Skocz do zawartości

[skuwacz] Mini test trzech skuwaczy


Rekomendowane odpowiedzi

Był u mnie kumpel i spontanicznie przeprowadziliśmy szybki test trzech skuwaczy rowerowych. Wszystkie są oferowane jako jedna z funkcji multitoola.

 

Pierwszy bohater to typowy chińczyk marki NO NAME kupiony na chińskim portalu. Na zdjęciach wyglądał nawet fajnie. W realu trochę gorzej. Nie budził też dużego zaufania. Cena około 25 zł. 

 

Drugi to Bike Hand jakiś tam model, kupiony kilka lat temu już nawet nie pamiętam gdzie. Z tego co patrzyłem nadal jest w ofercie, cena około 50 zł. Fajnie wygląda dobrze leży w dłoni, budzi zaufanie do jego możliwości.

 

Trzeci to dobrze znany Topeak Hexus. Sprawdzony przez wielu bikerów, dosyć drogi. Ten egzemplarz kupiłem podczas wizyty w Krakowie w jakimś sklepie wysyłkowym ale odebrałem osobiście. Cena około 80 zł, w każdym razie taniej niż oficjalna cena w wielu sklepach wysyłkowych.

 

 

Na pierwszy rzut poszedł Topeak. Trzeba go rozkminić bo ma sporo funkcji, miałem go już wcześniej więc nie było problemu ale kumpel trochę dumał zanim wymyśli, że jedna z łyżek służy jako ramię do dźwigni skuwacza. Założony łańcuch Shimani, 2-3 obroty, czuć opór, mocniejsze dokręcenie i trzask wyskakującego pina.

 

No dobra, poszło gładko. Teraz chińczyk na tapecie. Ramię dźwignie jest przy skuwaczu. Kręcę do oporu, kawałek druta służącego za ramię wbija się w dłoń, trochę boli. Owijak rękę jakąś szmatą, przykładam większą sił....i nic. 

 

Trochę zniechęcony odkładam chińczyka i biorę Bike Handa. Tutaj za ramię dźwigi służy końcówka z kluczami do nypli. Jest szersza więc nie wpija się w dłoń tak bardzo.
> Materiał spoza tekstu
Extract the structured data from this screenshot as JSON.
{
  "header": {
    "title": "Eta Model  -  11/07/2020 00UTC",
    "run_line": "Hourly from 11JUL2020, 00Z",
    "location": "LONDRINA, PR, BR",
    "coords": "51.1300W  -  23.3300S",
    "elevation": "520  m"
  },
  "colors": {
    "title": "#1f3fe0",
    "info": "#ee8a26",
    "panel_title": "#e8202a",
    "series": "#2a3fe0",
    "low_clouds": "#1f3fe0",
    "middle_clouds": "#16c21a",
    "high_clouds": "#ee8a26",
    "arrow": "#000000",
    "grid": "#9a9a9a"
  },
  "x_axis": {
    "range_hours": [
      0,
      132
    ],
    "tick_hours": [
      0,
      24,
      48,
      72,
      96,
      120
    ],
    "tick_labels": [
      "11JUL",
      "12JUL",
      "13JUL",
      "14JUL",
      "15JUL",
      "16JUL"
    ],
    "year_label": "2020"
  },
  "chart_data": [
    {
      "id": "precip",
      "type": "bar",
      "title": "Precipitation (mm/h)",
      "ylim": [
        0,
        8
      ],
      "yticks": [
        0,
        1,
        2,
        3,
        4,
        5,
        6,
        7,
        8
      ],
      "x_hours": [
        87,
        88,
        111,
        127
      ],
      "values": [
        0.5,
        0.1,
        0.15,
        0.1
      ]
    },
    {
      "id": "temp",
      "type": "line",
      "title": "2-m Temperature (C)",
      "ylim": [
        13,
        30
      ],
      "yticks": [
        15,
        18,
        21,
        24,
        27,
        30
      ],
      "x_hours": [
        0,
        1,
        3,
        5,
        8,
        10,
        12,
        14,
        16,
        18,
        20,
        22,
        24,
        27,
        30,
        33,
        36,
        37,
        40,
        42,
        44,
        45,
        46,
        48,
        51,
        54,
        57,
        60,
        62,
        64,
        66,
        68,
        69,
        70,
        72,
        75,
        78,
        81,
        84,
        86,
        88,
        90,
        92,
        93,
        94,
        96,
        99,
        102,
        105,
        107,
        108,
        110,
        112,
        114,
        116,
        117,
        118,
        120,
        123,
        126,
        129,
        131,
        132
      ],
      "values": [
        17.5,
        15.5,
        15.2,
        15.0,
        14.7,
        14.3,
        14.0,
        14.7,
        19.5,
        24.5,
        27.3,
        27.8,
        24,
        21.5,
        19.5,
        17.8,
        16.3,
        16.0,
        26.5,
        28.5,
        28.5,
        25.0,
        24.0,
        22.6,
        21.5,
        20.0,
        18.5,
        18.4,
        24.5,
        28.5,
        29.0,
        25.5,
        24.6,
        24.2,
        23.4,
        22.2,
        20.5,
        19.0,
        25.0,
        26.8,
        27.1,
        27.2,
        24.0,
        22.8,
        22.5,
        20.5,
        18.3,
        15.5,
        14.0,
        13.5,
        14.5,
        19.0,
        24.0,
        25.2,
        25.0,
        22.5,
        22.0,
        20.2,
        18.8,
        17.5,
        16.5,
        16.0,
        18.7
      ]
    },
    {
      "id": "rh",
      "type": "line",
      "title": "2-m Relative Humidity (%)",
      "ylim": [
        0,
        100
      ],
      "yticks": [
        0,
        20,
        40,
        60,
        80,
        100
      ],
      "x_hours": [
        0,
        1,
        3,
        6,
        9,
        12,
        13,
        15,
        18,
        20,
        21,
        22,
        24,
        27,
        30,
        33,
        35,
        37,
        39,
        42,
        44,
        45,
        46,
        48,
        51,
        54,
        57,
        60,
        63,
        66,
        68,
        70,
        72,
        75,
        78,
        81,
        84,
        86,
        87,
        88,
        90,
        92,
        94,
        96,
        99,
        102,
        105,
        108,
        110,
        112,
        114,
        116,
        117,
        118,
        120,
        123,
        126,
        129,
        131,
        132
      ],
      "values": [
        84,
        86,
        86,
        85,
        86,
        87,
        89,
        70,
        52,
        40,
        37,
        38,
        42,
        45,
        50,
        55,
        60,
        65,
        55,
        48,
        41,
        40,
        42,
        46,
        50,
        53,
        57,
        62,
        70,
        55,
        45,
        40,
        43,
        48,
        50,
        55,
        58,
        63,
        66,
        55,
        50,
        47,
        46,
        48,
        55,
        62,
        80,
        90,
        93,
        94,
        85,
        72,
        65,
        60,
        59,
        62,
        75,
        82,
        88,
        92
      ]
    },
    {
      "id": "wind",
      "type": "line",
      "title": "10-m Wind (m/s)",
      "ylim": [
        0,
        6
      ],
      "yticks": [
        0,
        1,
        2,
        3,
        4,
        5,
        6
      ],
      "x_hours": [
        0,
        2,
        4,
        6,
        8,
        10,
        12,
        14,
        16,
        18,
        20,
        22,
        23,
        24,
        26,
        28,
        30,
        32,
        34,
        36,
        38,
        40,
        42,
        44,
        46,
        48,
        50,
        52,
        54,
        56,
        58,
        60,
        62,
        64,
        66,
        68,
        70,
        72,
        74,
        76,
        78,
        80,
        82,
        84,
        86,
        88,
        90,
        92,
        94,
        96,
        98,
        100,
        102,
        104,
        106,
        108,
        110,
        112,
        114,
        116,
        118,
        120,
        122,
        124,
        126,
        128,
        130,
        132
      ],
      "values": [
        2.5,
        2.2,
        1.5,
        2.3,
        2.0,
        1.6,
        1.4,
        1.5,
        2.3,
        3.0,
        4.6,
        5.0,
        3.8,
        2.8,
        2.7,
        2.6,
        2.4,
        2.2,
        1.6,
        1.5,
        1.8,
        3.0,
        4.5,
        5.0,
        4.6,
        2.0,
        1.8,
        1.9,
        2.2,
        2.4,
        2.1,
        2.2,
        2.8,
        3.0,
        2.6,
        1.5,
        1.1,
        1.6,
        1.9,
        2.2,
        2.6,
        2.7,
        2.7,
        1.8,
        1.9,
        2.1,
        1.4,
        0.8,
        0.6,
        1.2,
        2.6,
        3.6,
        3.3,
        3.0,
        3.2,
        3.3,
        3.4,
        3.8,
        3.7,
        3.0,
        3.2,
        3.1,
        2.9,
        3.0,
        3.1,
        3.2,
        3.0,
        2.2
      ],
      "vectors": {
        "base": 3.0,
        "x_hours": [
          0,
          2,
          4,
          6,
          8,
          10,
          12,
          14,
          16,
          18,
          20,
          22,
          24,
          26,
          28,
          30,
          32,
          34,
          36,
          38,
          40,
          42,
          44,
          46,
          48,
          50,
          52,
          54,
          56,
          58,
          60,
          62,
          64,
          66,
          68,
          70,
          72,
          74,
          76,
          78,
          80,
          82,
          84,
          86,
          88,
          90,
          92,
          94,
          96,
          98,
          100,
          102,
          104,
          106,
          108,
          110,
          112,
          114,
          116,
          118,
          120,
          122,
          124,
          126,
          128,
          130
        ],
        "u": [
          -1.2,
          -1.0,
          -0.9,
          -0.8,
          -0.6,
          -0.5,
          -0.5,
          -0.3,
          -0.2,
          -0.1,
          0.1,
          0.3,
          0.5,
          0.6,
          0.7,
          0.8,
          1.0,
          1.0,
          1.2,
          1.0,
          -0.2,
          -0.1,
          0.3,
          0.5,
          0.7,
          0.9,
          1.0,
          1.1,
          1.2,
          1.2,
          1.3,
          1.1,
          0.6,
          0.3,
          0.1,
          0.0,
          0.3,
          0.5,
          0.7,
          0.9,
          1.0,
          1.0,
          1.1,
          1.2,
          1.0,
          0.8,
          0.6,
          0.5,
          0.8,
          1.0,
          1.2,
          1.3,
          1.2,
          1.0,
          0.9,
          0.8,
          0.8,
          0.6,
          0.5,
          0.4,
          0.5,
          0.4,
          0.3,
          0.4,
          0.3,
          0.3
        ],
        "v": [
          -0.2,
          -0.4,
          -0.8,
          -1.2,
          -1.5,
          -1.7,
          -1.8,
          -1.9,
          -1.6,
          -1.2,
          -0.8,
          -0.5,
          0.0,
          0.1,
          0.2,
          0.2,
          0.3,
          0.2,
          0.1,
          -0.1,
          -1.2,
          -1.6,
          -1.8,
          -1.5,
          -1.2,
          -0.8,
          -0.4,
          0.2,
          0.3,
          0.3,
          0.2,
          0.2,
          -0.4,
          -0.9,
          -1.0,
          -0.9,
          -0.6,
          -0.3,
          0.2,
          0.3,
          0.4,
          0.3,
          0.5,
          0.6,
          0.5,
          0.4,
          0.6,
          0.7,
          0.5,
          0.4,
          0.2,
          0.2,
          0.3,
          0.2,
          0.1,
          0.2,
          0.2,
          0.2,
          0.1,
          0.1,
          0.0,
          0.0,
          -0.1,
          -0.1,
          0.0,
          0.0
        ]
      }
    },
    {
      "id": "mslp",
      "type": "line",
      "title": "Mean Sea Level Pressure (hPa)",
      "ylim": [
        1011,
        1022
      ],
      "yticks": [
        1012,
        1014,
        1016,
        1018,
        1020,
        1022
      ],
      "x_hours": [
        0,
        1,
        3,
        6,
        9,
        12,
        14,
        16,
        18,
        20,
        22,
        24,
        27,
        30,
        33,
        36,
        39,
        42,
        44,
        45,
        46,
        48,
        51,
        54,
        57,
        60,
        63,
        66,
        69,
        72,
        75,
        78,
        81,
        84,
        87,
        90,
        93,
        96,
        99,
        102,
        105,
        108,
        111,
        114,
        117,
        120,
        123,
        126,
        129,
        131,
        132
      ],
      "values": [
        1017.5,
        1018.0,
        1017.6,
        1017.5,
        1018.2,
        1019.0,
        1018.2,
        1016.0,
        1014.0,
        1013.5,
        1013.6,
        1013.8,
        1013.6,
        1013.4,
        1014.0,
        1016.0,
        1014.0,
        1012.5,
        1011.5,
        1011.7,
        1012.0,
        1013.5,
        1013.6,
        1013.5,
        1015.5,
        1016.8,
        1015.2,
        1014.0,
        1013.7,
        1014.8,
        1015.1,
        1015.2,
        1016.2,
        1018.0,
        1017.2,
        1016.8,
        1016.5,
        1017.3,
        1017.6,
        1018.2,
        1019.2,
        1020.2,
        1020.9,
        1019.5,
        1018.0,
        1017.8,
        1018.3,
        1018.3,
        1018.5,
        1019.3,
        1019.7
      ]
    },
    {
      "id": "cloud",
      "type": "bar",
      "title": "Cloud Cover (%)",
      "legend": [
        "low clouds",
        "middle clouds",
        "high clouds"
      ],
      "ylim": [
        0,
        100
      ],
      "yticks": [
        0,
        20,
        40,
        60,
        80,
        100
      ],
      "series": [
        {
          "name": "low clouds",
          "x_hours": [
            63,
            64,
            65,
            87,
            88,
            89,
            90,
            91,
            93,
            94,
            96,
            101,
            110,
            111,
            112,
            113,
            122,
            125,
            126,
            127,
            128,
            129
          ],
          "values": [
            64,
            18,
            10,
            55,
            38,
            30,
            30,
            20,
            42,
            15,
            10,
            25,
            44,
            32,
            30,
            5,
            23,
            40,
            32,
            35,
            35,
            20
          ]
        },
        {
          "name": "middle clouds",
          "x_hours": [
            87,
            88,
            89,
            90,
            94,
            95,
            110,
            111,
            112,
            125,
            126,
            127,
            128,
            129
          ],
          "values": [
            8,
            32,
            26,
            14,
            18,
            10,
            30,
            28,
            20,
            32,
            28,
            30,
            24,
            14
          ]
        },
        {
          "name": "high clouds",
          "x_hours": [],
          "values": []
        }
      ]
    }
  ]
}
Kręcę do poczucia oporu..jest....przykładam mocniejszą siłę....trzask...pin wyskakuje i słyszę jak uderza o podłogę.

 

Biorę jeszcze raz chińczyka, ale kolejna próba też nie przynosi efektu. 

 

Kumpel jest trochę zaskoczony ( to on kupił chińczyka) podejrzewając jakiś przekręt próbuje rozkuć łańcuch ale bez efektu. Jest coraz gorzej bo bolec po prostu rozpłaszczył się i już opiera się o całe ogniwko łańcucha.

 

W załączniku fotki narzędzi. Teraz lecę na rower, pada deszcz ale damy radę. Potem jeszcze coś napiszę bo mam jeszcze kilka zdań komentarza.

 

 

post-193490-0-18885600-1489833174_thumb.jpg

Odnośnik do komentarza
Udostępnij na innych stronach

Dorzucę swoje 3 grosze:
Crank Brothers m17, ogólnie jako do multitool'a nie mam zastrzeżeń, przy korzystaniu z kluczy chwyt pewny, jakość nie budzi zastrzeżeń etc itp, jednak żeby skorzystać ze skuwacza trzeba mieć łapę niedźwiedzia lub coś do pomocy - skuwacz nie ma wbudowanego żadnego ramienia, jedynie można za blaszkę(po wyszukaniu w ggl'e każdy się domyśli o co mi chodzi) łapać, osobiście nie udało mi się rozkuć C10 bez pomocy kombinerek.
Za dodatkowy minus ktoś może przyjąć cenę, około 100 trzeba dać.

Odnośnik do komentarza
Udostępnij na innych stronach

Polecam Kellys Spike lub jego klona Kross Crab, mam oba. Bardzo fajne: wygodne (ergonomiczne), trwałe (dwustronny pin), kompaktowe wymiary (jak na oddzielne narzędzie), tanie (30-40zł) i po prostu ładne :)

 

Nie polecam skuwacza z Decathlonu: przy pierwszym użyciu, pół obrotu po tym jak pin dotknął sworznia narzędzie nie wytrzymało presji :bye2:

 

Odnośnik do komentarza
Udostępnij na innych stronach

Zarchiwizowany

Ten temat przebywa obecnie w archiwum. Dodawanie nowych odpowiedzi zostało zablokowane.

×
×
  • Dodaj nową pozycję...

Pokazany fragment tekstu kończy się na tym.